Robert Ambühl, vice-président de la commune de Davos

L’homme semble en perpétuel conflit avec ce qui l’entoure, fâché contre le monde entier. «C’est un écorché vif», glisse un ancien de Swiss-Ski. Ingérable, il est souvent en retard, rate des rendez-vous avec des sponsors et se voit plusieurs fois amendé. Mais on ne dit pas ce qu’il doit faire à Paul Accola. Condamné à 10 000 francs d’amende, il vient au siège de la fédération, à Berne, paie son dû et donne 10 000 de plus pour la relève! «Il est malin, poursuit notre interlocuteur, et pourtant ça représentait beaucoup d’argent pour lui.»

PLUS DOUÉ QUE CUCHE
Il a du talent à revendre, on le dit plus doué que Didier Cuche. «Oui, il avait un vrai talent naturel. Cuche, c’est différent; lui, c’est un monstre bosseur», analyse William Besse. Homme de terrain, Paul Accola n’a pas que du talent sur les pistes enneigées mais aussi dans les champs. Fan de pelles mécaniques, il participe même à l’émission de télévision allemande Wetten dass… où il est opposé, dans une épreuve d’habileté, au meilleur professionnel autrichien. Surprise, c’est le Suisse qui l’emporte. L’homme a toujours su répondre présent lors des grands rendez-vous. Aux Mondiaux de Vail, en 1999, il gagne la médaille de bronze du combiné mais boude la fête en son honneur au Chalet suisse. «Si ma médaille doit sauver la tête d’un seul de ces minichefs, je la rends», dit-il, toujours en conflit avec Swiss-Ski.

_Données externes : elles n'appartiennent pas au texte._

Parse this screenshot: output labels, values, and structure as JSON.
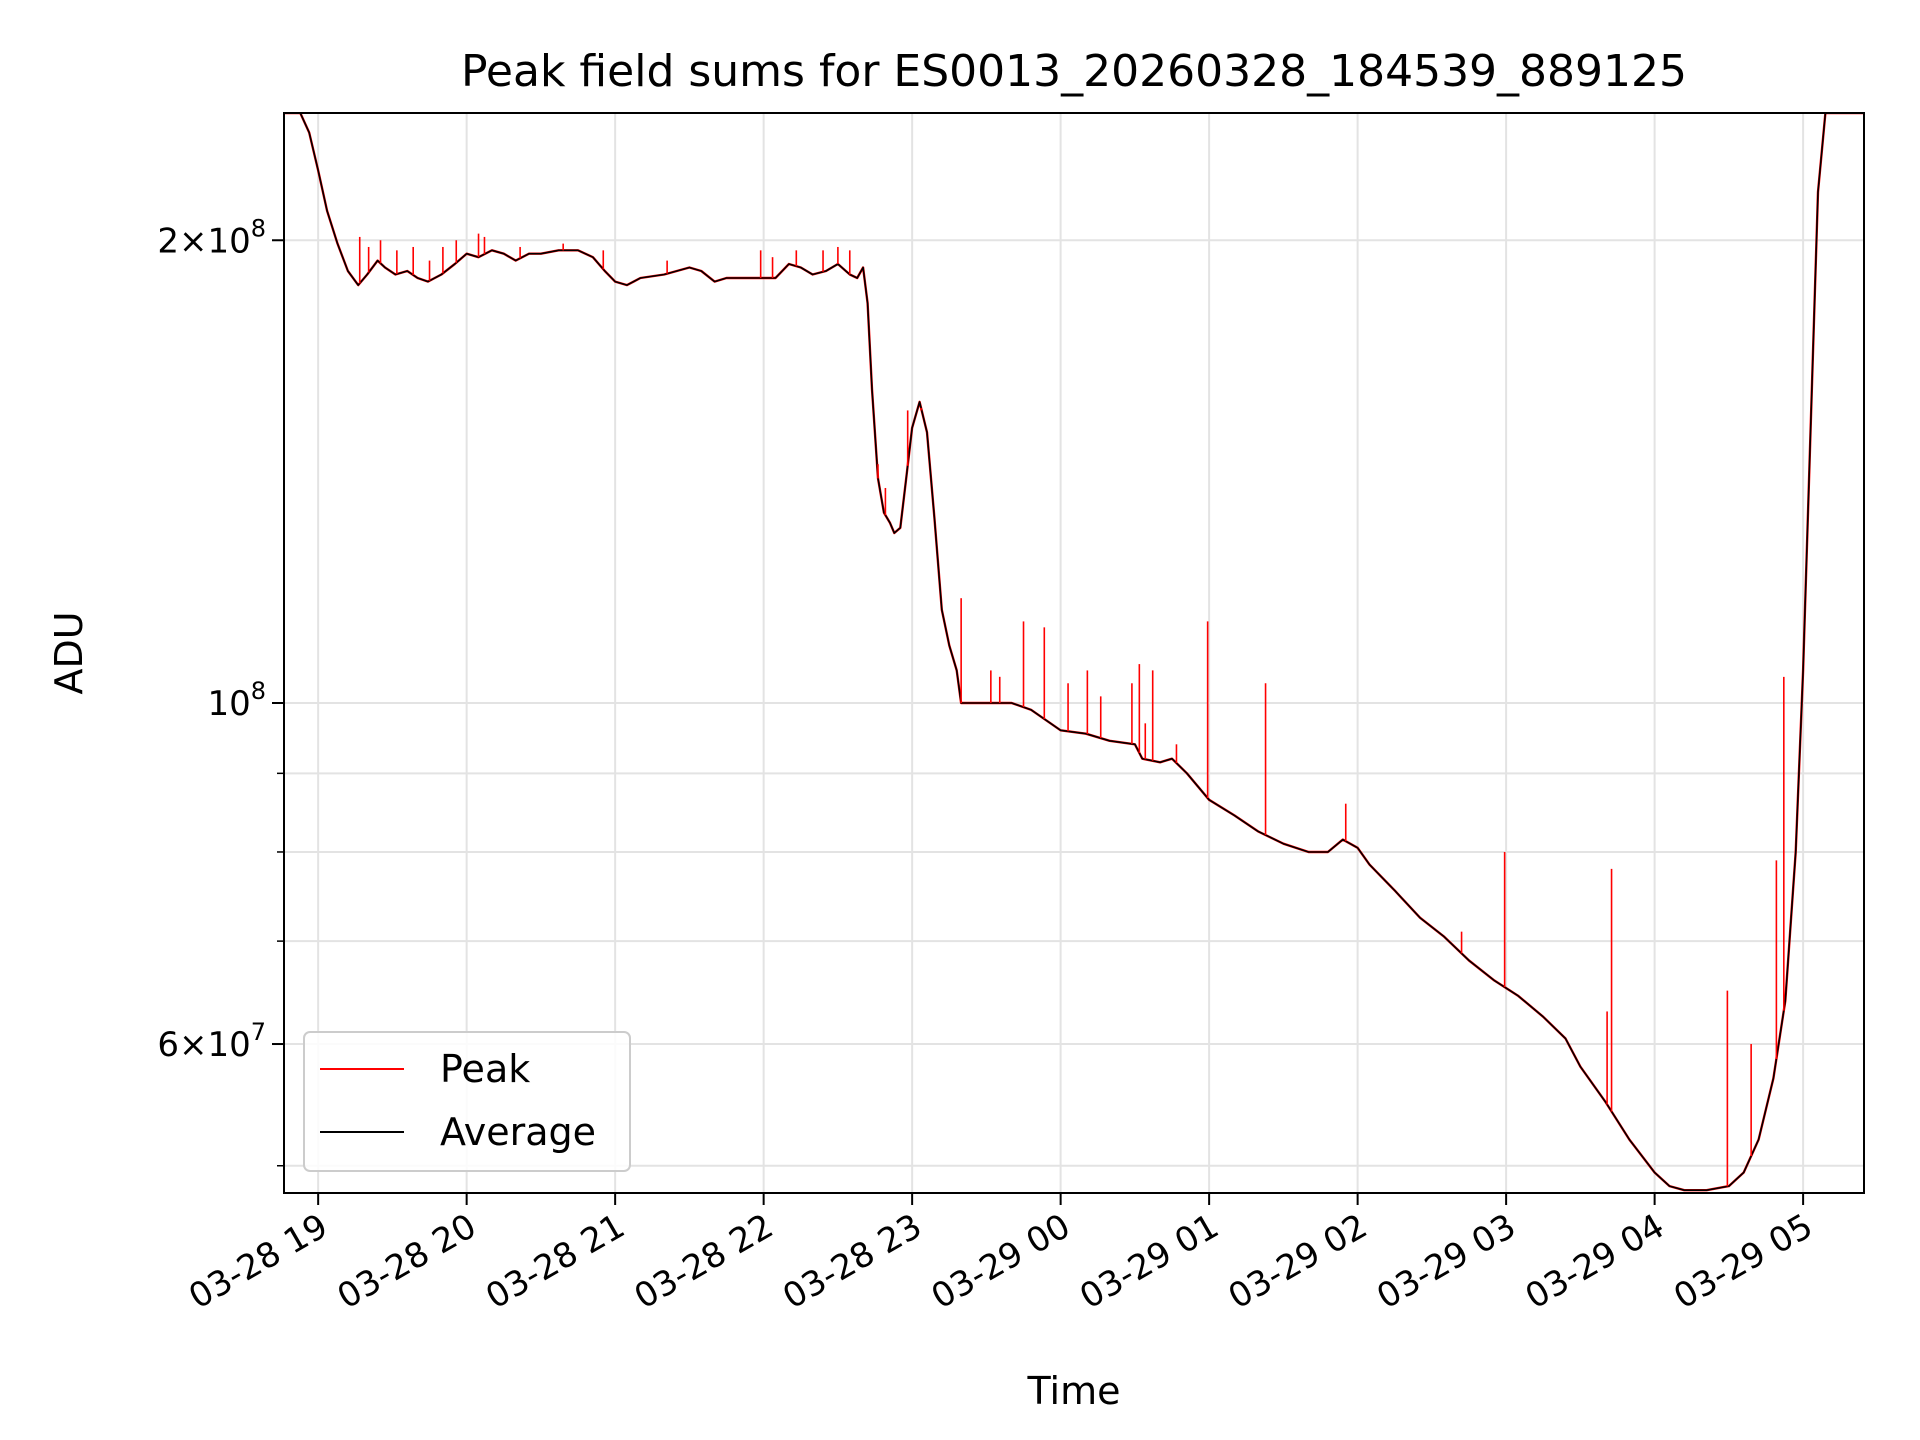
{
  "chart_data": {
    "type": "line",
    "title": "Peak field sums for ES0013_20260328_184539_889125",
    "xlabel": "Time",
    "ylabel": "ADU",
    "y_scale": "log",
    "grid": true,
    "legend_position": "lower-left",
    "xlim": [
      18.77,
      29.41
    ],
    "ylim": [
      48000000,
      242000000
    ],
    "x_ticks": [
      {
        "value": 19,
        "label": "03-28 19"
      },
      {
        "value": 20,
        "label": "03-28 20"
      },
      {
        "value": 21,
        "label": "03-28 21"
      },
      {
        "value": 22,
        "label": "03-28 22"
      },
      {
        "value": 23,
        "label": "03-28 23"
      },
      {
        "value": 24,
        "label": "03-29 00"
      },
      {
        "value": 25,
        "label": "03-29 01"
      },
      {
        "value": 26,
        "label": "03-29 02"
      },
      {
        "value": 27,
        "label": "03-29 03"
      },
      {
        "value": 28,
        "label": "03-29 04"
      },
      {
        "value": 29,
        "label": "03-29 05"
      }
    ],
    "y_major_ticks": [
      {
        "value": 200000000,
        "mantissa": "2",
        "exp": "8"
      },
      {
        "value": 100000000,
        "mantissa": "",
        "exp": "8"
      },
      {
        "value": 60000000,
        "mantissa": "6",
        "exp": "7"
      }
    ],
    "y_minor_ticks": [
      50000000,
      70000000,
      80000000,
      90000000
    ],
    "series": [
      {
        "name": "Peak",
        "color": "#ff0000",
        "spikes": [
          [
            19.28,
            201000000
          ],
          [
            19.34,
            198000000
          ],
          [
            19.42,
            200000000
          ],
          [
            19.53,
            197000000
          ],
          [
            19.64,
            198000000
          ],
          [
            19.75,
            194000000
          ],
          [
            19.84,
            198000000
          ],
          [
            19.93,
            200000000
          ],
          [
            20.08,
            202000000
          ],
          [
            20.12,
            201000000
          ],
          [
            20.36,
            198000000
          ],
          [
            20.65,
            199000000
          ],
          [
            20.92,
            197000000
          ],
          [
            21.35,
            194000000
          ],
          [
            21.98,
            197000000
          ],
          [
            22.06,
            195000000
          ],
          [
            22.22,
            197000000
          ],
          [
            22.4,
            197000000
          ],
          [
            22.5,
            198000000
          ],
          [
            22.58,
            197000000
          ],
          [
            22.77,
            143000000
          ],
          [
            22.82,
            138000000
          ],
          [
            22.97,
            155000000
          ],
          [
            23.06,
            155000000
          ],
          [
            23.33,
            117000000
          ],
          [
            23.53,
            105000000
          ],
          [
            23.59,
            104000000
          ],
          [
            23.75,
            113000000
          ],
          [
            23.89,
            112000000
          ],
          [
            24.05,
            103000000
          ],
          [
            24.18,
            105000000
          ],
          [
            24.27,
            101000000
          ],
          [
            24.48,
            103000000
          ],
          [
            24.53,
            106000000
          ],
          [
            24.57,
            97000000
          ],
          [
            24.62,
            105000000
          ],
          [
            24.78,
            94000000
          ],
          [
            24.99,
            113000000
          ],
          [
            25.38,
            103000000
          ],
          [
            25.92,
            86000000
          ],
          [
            26.7,
            71000000
          ],
          [
            26.99,
            80000000
          ],
          [
            27.68,
            63000000
          ],
          [
            27.71,
            78000000
          ],
          [
            28.49,
            65000000
          ],
          [
            28.65,
            60000000
          ],
          [
            28.82,
            79000000
          ],
          [
            28.87,
            104000000
          ]
        ]
      },
      {
        "name": "Average",
        "color": "#000000",
        "points": [
          [
            18.77,
            242000000
          ],
          [
            18.82,
            242000000
          ],
          [
            18.88,
            242000000
          ],
          [
            18.94,
            235000000
          ],
          [
            19.0,
            222000000
          ],
          [
            19.06,
            209000000
          ],
          [
            19.13,
            199000000
          ],
          [
            19.2,
            191000000
          ],
          [
            19.27,
            187000000
          ],
          [
            19.33,
            190000000
          ],
          [
            19.4,
            194000000
          ],
          [
            19.45,
            192000000
          ],
          [
            19.52,
            190000000
          ],
          [
            19.6,
            191000000
          ],
          [
            19.67,
            189000000
          ],
          [
            19.74,
            188000000
          ],
          [
            19.83,
            190000000
          ],
          [
            19.92,
            193000000
          ],
          [
            20.0,
            196000000
          ],
          [
            20.08,
            195000000
          ],
          [
            20.17,
            197000000
          ],
          [
            20.25,
            196000000
          ],
          [
            20.33,
            194000000
          ],
          [
            20.42,
            196000000
          ],
          [
            20.5,
            196000000
          ],
          [
            20.62,
            197000000
          ],
          [
            20.75,
            197000000
          ],
          [
            20.85,
            195000000
          ],
          [
            20.93,
            191000000
          ],
          [
            21.0,
            188000000
          ],
          [
            21.08,
            187000000
          ],
          [
            21.17,
            189000000
          ],
          [
            21.33,
            190000000
          ],
          [
            21.5,
            192000000
          ],
          [
            21.58,
            191000000
          ],
          [
            21.67,
            188000000
          ],
          [
            21.75,
            189000000
          ],
          [
            21.92,
            189000000
          ],
          [
            22.08,
            189000000
          ],
          [
            22.17,
            193000000
          ],
          [
            22.25,
            192000000
          ],
          [
            22.33,
            190000000
          ],
          [
            22.42,
            191000000
          ],
          [
            22.5,
            193000000
          ],
          [
            22.58,
            190000000
          ],
          [
            22.63,
            189000000
          ],
          [
            22.67,
            192000000
          ],
          [
            22.7,
            182000000
          ],
          [
            22.73,
            160000000
          ],
          [
            22.77,
            140000000
          ],
          [
            22.81,
            133000000
          ],
          [
            22.85,
            131000000
          ],
          [
            22.88,
            129000000
          ],
          [
            22.92,
            130000000
          ],
          [
            22.96,
            140000000
          ],
          [
            23.0,
            151000000
          ],
          [
            23.05,
            157000000
          ],
          [
            23.1,
            150000000
          ],
          [
            23.15,
            132000000
          ],
          [
            23.2,
            115000000
          ],
          [
            23.25,
            109000000
          ],
          [
            23.3,
            105000000
          ],
          [
            23.33,
            100000000
          ],
          [
            23.5,
            100000000
          ],
          [
            23.67,
            100000000
          ],
          [
            23.8,
            99000000
          ],
          [
            24.0,
            96000000
          ],
          [
            24.17,
            95500000
          ],
          [
            24.33,
            94500000
          ],
          [
            24.5,
            94000000
          ],
          [
            24.55,
            92000000
          ],
          [
            24.67,
            91500000
          ],
          [
            24.75,
            92000000
          ],
          [
            24.85,
            90000000
          ],
          [
            25.0,
            86500000
          ],
          [
            25.17,
            84500000
          ],
          [
            25.33,
            82500000
          ],
          [
            25.5,
            81000000
          ],
          [
            25.67,
            80000000
          ],
          [
            25.8,
            80000000
          ],
          [
            25.9,
            81500000
          ],
          [
            26.0,
            80500000
          ],
          [
            26.08,
            78500000
          ],
          [
            26.25,
            75500000
          ],
          [
            26.42,
            72500000
          ],
          [
            26.58,
            70500000
          ],
          [
            26.75,
            68000000
          ],
          [
            26.92,
            66000000
          ],
          [
            27.08,
            64500000
          ],
          [
            27.25,
            62500000
          ],
          [
            27.4,
            60500000
          ],
          [
            27.5,
            58000000
          ],
          [
            27.67,
            55000000
          ],
          [
            27.83,
            52000000
          ],
          [
            28.0,
            49500000
          ],
          [
            28.1,
            48500000
          ],
          [
            28.2,
            48200000
          ],
          [
            28.35,
            48200000
          ],
          [
            28.5,
            48500000
          ],
          [
            28.6,
            49500000
          ],
          [
            28.7,
            52000000
          ],
          [
            28.8,
            57000000
          ],
          [
            28.88,
            64000000
          ],
          [
            28.95,
            80000000
          ],
          [
            29.0,
            105000000
          ],
          [
            29.05,
            150000000
          ],
          [
            29.1,
            215000000
          ],
          [
            29.15,
            242000000
          ],
          [
            29.41,
            242000000
          ]
        ]
      }
    ]
  }
}
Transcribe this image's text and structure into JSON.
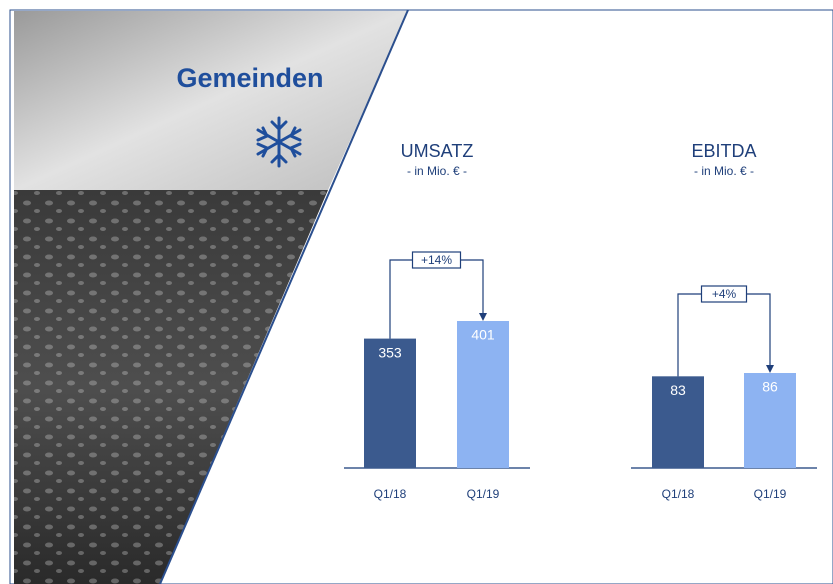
{
  "title": "Gemeinden",
  "chart_data": [
    {
      "type": "bar",
      "title": "UMSATZ",
      "subtitle": "- in Mio. € -",
      "categories": [
        "Q1/18",
        "Q1/19"
      ],
      "values": [
        353,
        401
      ],
      "colors": [
        "#3b5a8e",
        "#8db3f2"
      ],
      "annotation": "+14%"
    },
    {
      "type": "bar",
      "title": "EBITDA",
      "subtitle": "- in Mio. € -",
      "categories": [
        "Q1/18",
        "Q1/19"
      ],
      "values": [
        83,
        86
      ],
      "colors": [
        "#3b5a8e",
        "#8db3f2"
      ],
      "annotation": "+4%"
    }
  ]
}
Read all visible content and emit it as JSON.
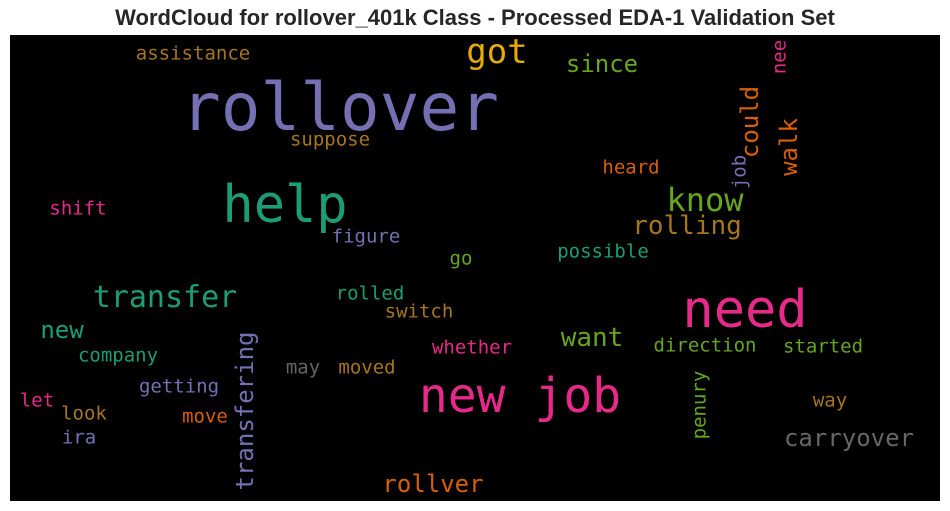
{
  "chart_data": {
    "type": "wordcloud",
    "title": "WordCloud for rollover_401k Class - Processed EDA-1 Validation Set",
    "background": "#000000",
    "words": [
      {
        "text": "rollover",
        "color": "#7570b3"
      },
      {
        "text": "need",
        "color": "#e7298a"
      },
      {
        "text": "new job",
        "color": "#e7298a"
      },
      {
        "text": "help",
        "color": "#1b9e77"
      },
      {
        "text": "got",
        "color": "#e6ab02"
      },
      {
        "text": "know",
        "color": "#66a61e"
      },
      {
        "text": "transfer",
        "color": "#1b9e77"
      },
      {
        "text": "transfering",
        "color": "#7570b3"
      },
      {
        "text": "rolling",
        "color": "#a6761d"
      },
      {
        "text": "carryover",
        "color": "#666666"
      },
      {
        "text": "walk",
        "color": "#d95f02"
      },
      {
        "text": "could",
        "color": "#d95f02"
      },
      {
        "text": "since",
        "color": "#66a61e"
      },
      {
        "text": "want",
        "color": "#66a61e"
      },
      {
        "text": "rollver",
        "color": "#d95f02"
      },
      {
        "text": "new",
        "color": "#1b9e77"
      },
      {
        "text": "assistance",
        "color": "#a6761d"
      },
      {
        "text": "suppose",
        "color": "#a6761d"
      },
      {
        "text": "heard",
        "color": "#d95f02"
      },
      {
        "text": "job",
        "color": "#7570b3"
      },
      {
        "text": "nee",
        "color": "#e7298a"
      },
      {
        "text": "shift",
        "color": "#e7298a"
      },
      {
        "text": "figure",
        "color": "#7570b3"
      },
      {
        "text": "go",
        "color": "#66a61e"
      },
      {
        "text": "possible",
        "color": "#1b9e77"
      },
      {
        "text": "rolled",
        "color": "#1b9e77"
      },
      {
        "text": "switch",
        "color": "#a6761d"
      },
      {
        "text": "whether",
        "color": "#e7298a"
      },
      {
        "text": "direction",
        "color": "#66a61e"
      },
      {
        "text": "started",
        "color": "#66a61e"
      },
      {
        "text": "company",
        "color": "#1b9e77"
      },
      {
        "text": "may",
        "color": "#666666"
      },
      {
        "text": "moved",
        "color": "#a6761d"
      },
      {
        "text": "getting",
        "color": "#7570b3"
      },
      {
        "text": "let",
        "color": "#e7298a"
      },
      {
        "text": "look",
        "color": "#a6761d"
      },
      {
        "text": "move",
        "color": "#d95f02"
      },
      {
        "text": "ira",
        "color": "#7570b3"
      },
      {
        "text": "penury",
        "color": "#66a61e"
      },
      {
        "text": "way",
        "color": "#a6761d"
      }
    ]
  }
}
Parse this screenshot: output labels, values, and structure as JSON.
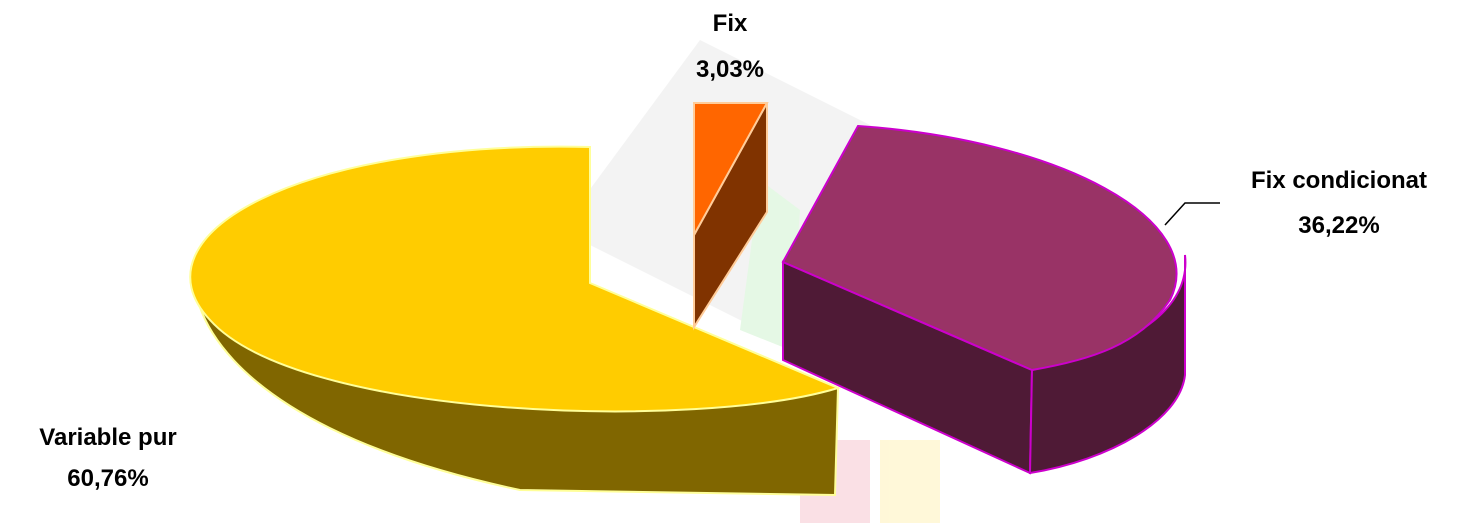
{
  "chart_data": {
    "type": "pie",
    "style": "3d-exploded",
    "title": "",
    "legend": "none",
    "slices": [
      {
        "name": "Fix",
        "value": 3.03,
        "label": "3,03%",
        "color": "#ff6600"
      },
      {
        "name": "Fix condicionat",
        "value": 36.22,
        "label": "36,22%",
        "color": "#993366"
      },
      {
        "name": "Variable pur",
        "value": 60.76,
        "label": "60,76%",
        "color": "#ffcc00"
      }
    ]
  }
}
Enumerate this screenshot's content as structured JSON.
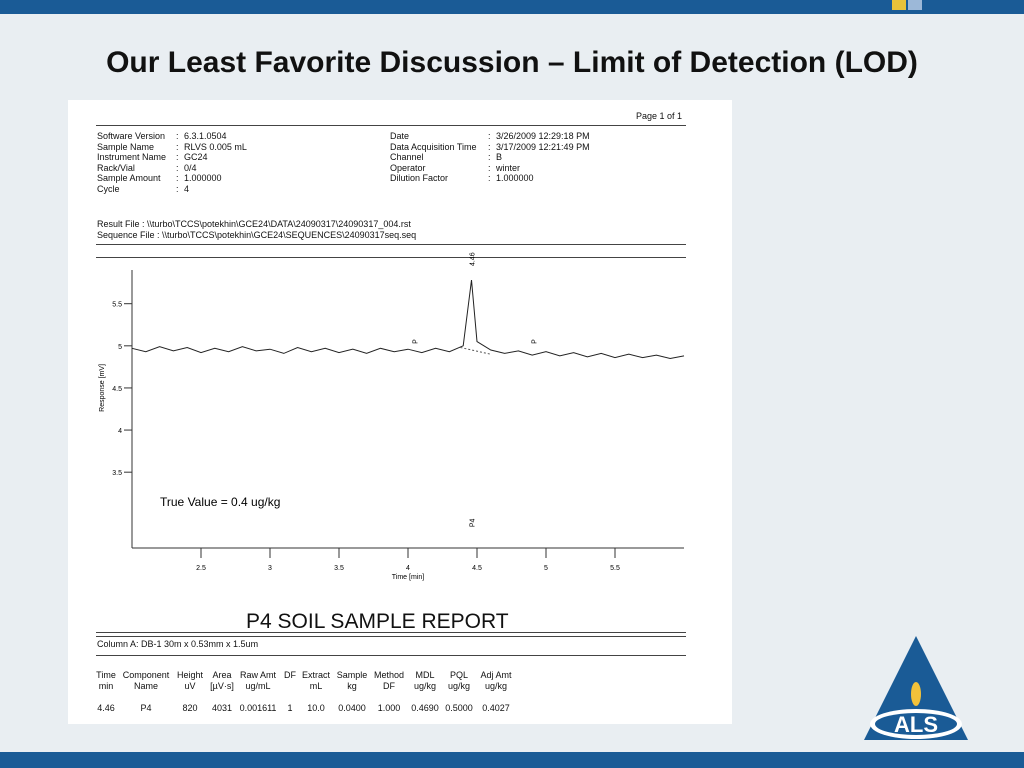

Au-delà de ses coups de gueule, Paul Accola est un vrai passionné. D’ailleurs, si on ne le voit plus en Coupe du monde depuis 2005, il n’a jamais vraiment pris congé, preuve de son attachement viscéral au ski. Chez lui, à Davos, il a mis sur pied une fondation qui soutient les jeunes sportifs. Ces dernières années, il s’est engagé en politique auprès de l’UDC, où sa femme est secrétaire générale de la section locale. Deux fois, il s’est présenté comme candidat au parlement davosien, sans succès, comme aux élections fédérales de l’an dernier où, présent sur les listes du parti agrarien, il n’a pas non plus été élu.

Le Grison s’est souvent relevé, après des blessures, après des échecs. Mais aujourd’hui, confronté à la mort de Jann-Andri, passé sous la machine qu’il conduisait, Paul Accola fait face à un drame dont on ne se relève jamais complètement.